Y es que, queriéndolo o no, los venezolanos se han convertido en el centro de discusión por excelencia de cualquier grupo de latinoamericanos que se encuentre dentro o fuera del continente. El innombrable se ha convertido en la sombra que los sigue día y noche, es su karma, es su tema de discusión, es sus sueños y sus pesadillas, es, sencillamente, el centro de sus vidas.
La última vez que escuché el sobrenombre fue hace una semana. Es una forma de hablar de quien no se quiere hablar, de llamar a quien no se quiere mencionar, es, simplemente, un berreo.
Así me lo explicaba mi colega venezolana mientras hurgábamos entre los ventanales de una tienda, preocupada de que sus compras no sobrepasaran los $500, monto máximo de dólares que su gobierno le permite comprar cada año.
¿Y cómo haces si tienes que salir varias veces de tu país?... los viáticos, la comida…
La tarjeta de crédito. Sí, esa misma que te cobra intereses, y que aun teniendo ahorros, te ves obligado a usarla. Eso sí —exclamaba— no hay que sobrepasarse de los $3 mil al año, y todos los gastos hay que justificarlos ante el Estado.
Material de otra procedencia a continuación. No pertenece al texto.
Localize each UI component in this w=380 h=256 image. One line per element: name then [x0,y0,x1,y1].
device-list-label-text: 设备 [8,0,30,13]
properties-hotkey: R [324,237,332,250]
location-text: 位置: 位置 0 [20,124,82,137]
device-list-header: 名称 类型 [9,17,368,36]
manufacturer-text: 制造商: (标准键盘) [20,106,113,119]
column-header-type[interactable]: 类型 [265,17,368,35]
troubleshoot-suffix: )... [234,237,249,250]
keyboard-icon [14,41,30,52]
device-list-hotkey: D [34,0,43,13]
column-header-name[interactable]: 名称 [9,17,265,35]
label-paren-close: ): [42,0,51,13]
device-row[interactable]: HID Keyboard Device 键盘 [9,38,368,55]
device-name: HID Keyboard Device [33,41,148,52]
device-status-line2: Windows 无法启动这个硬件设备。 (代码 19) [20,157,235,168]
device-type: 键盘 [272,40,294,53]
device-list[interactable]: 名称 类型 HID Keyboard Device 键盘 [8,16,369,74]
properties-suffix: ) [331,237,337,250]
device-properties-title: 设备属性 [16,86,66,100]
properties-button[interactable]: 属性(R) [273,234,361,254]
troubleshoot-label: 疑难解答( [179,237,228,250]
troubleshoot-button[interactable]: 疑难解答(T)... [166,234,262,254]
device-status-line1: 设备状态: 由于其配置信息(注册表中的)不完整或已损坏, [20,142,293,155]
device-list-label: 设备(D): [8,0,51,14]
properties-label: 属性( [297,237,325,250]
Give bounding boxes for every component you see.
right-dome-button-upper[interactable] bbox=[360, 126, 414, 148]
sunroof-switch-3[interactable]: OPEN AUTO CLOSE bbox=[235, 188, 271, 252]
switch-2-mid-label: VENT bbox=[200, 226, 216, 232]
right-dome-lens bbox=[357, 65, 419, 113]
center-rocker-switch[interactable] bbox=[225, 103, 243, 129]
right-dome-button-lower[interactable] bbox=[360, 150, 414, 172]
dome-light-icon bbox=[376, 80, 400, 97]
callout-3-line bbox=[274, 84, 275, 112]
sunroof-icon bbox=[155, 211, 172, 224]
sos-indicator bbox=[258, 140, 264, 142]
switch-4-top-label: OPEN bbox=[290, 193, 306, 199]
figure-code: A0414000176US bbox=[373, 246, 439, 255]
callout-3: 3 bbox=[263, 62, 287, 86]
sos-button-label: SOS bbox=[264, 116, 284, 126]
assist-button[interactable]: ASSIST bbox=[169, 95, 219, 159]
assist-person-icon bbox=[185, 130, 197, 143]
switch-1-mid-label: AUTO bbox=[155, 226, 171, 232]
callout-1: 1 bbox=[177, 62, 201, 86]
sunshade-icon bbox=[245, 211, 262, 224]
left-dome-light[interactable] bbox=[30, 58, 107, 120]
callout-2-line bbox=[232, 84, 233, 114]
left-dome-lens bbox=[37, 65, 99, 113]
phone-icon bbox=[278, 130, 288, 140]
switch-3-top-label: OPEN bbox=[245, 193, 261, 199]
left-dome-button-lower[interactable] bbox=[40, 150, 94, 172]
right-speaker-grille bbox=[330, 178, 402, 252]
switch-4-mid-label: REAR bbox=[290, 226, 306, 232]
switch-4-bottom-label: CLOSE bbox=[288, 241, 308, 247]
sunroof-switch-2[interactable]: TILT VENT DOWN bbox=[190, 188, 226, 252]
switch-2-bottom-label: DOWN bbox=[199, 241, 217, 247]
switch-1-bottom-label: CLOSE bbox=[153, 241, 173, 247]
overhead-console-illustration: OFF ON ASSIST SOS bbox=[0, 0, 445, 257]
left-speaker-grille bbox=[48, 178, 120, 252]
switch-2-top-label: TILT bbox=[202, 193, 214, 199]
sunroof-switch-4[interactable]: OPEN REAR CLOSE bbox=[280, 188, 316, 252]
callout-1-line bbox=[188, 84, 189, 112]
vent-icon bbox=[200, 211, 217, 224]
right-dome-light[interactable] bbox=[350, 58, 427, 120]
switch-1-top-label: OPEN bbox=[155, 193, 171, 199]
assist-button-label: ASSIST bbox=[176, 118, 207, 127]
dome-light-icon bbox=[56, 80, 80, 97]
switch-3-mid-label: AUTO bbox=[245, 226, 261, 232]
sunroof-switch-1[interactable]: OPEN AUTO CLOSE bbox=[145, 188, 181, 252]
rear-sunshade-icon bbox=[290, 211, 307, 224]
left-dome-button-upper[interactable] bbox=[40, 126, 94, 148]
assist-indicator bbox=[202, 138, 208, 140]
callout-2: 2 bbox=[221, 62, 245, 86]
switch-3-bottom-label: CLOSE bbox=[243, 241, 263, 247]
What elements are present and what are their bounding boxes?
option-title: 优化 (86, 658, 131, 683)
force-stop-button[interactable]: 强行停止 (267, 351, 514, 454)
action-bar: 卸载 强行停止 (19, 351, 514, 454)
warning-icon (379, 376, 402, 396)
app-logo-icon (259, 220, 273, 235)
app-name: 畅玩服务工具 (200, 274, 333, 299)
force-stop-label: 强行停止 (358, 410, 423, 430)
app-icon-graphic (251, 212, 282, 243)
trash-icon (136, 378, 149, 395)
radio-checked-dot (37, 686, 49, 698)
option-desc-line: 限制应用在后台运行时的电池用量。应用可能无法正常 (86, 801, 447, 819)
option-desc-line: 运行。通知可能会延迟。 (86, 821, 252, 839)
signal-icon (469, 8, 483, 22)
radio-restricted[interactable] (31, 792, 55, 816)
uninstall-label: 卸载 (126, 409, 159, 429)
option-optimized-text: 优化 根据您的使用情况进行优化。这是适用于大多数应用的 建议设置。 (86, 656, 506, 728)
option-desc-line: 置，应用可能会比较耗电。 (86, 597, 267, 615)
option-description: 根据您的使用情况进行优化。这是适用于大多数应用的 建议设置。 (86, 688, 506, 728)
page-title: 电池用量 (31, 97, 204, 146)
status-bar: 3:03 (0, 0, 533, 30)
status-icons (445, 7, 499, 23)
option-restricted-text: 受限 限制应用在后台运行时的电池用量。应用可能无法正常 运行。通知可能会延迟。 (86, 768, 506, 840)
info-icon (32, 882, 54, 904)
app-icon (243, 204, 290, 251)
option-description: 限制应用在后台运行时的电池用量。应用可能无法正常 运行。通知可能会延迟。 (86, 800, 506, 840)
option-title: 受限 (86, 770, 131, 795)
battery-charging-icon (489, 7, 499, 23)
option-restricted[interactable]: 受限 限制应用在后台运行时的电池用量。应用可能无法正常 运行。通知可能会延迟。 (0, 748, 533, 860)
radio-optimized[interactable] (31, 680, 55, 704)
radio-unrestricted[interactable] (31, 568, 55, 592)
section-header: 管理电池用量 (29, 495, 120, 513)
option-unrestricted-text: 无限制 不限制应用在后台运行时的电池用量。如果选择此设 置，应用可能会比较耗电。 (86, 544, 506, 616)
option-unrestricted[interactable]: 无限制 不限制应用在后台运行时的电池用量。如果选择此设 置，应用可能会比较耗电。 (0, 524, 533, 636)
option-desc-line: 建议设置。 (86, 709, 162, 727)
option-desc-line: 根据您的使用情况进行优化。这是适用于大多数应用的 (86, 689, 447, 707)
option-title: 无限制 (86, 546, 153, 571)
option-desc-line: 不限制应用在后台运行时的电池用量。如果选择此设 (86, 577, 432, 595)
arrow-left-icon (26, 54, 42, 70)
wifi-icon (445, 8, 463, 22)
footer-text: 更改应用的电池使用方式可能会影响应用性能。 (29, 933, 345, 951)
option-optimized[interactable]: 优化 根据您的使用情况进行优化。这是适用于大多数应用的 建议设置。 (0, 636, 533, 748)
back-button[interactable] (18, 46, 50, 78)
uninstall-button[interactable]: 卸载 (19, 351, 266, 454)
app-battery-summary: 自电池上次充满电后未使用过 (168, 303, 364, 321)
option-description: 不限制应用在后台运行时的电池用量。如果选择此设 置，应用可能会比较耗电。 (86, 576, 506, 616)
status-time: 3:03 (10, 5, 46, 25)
Control monetario para evitar la dolarización y el mercado negro, pienso en mis adentros, tratando de justificar que un gobierno diga a sus pobladores cuánto gastar, y cómo hacerlo.
Pero la discusión iba más allá.
Apurada mientras buscaba un cigarro en su cartera para calmar el frío —no sé si el causado por la noche o al que ha sido sometido su ego de periodista ante tantas preguntas sin respuesta—, me confesaba, con algo de pena, cómo la realidad de su país la ha obligado a buscar un segundo trabajo.
—La plata no da —exclamaba mientras de su bolso sacaba una especie de talonario celeste.
—Nos pagan con esto, chico, mira.
Cestatickets.
Confieso que fue la primera vez que oía esa palabra, que pronunciada con acento caraqueño, me sonaba más a broma que a algo serio.
Los papelitos, similares en tamaño a un cupón de rifa de automóviles de cualquier gasolinera, forman parte del pago mensual de cualquier trabajador público o privado.
Son una forma de pago en especie. Aunque una parte del sueldo se otorga en dinero, la otra es en cupones de este tipo, intercambiables por comida, pagos en tiendas o servicios como el transporte público, con la diferencia de que no cuentan para aumentos salariales, pensión, ahorro para cesantía o cualquier otro aporte social.
No logré contar la cantidad de tabacos consumidos por mi colega esa noche, explicándome el detalle de los cupones y para qué servían. Cuando al final pregunté sobre la supuesta inclinación social de su gobierno y la contradicción con los mecanismos de pago y de gastos, la respuesta fue más que sincera: Encogiéndose de hombros, lanzó una sonrisa tímida seguida de un silencio frío como la noche… La verdadera respuesta —presumo— es innombrable.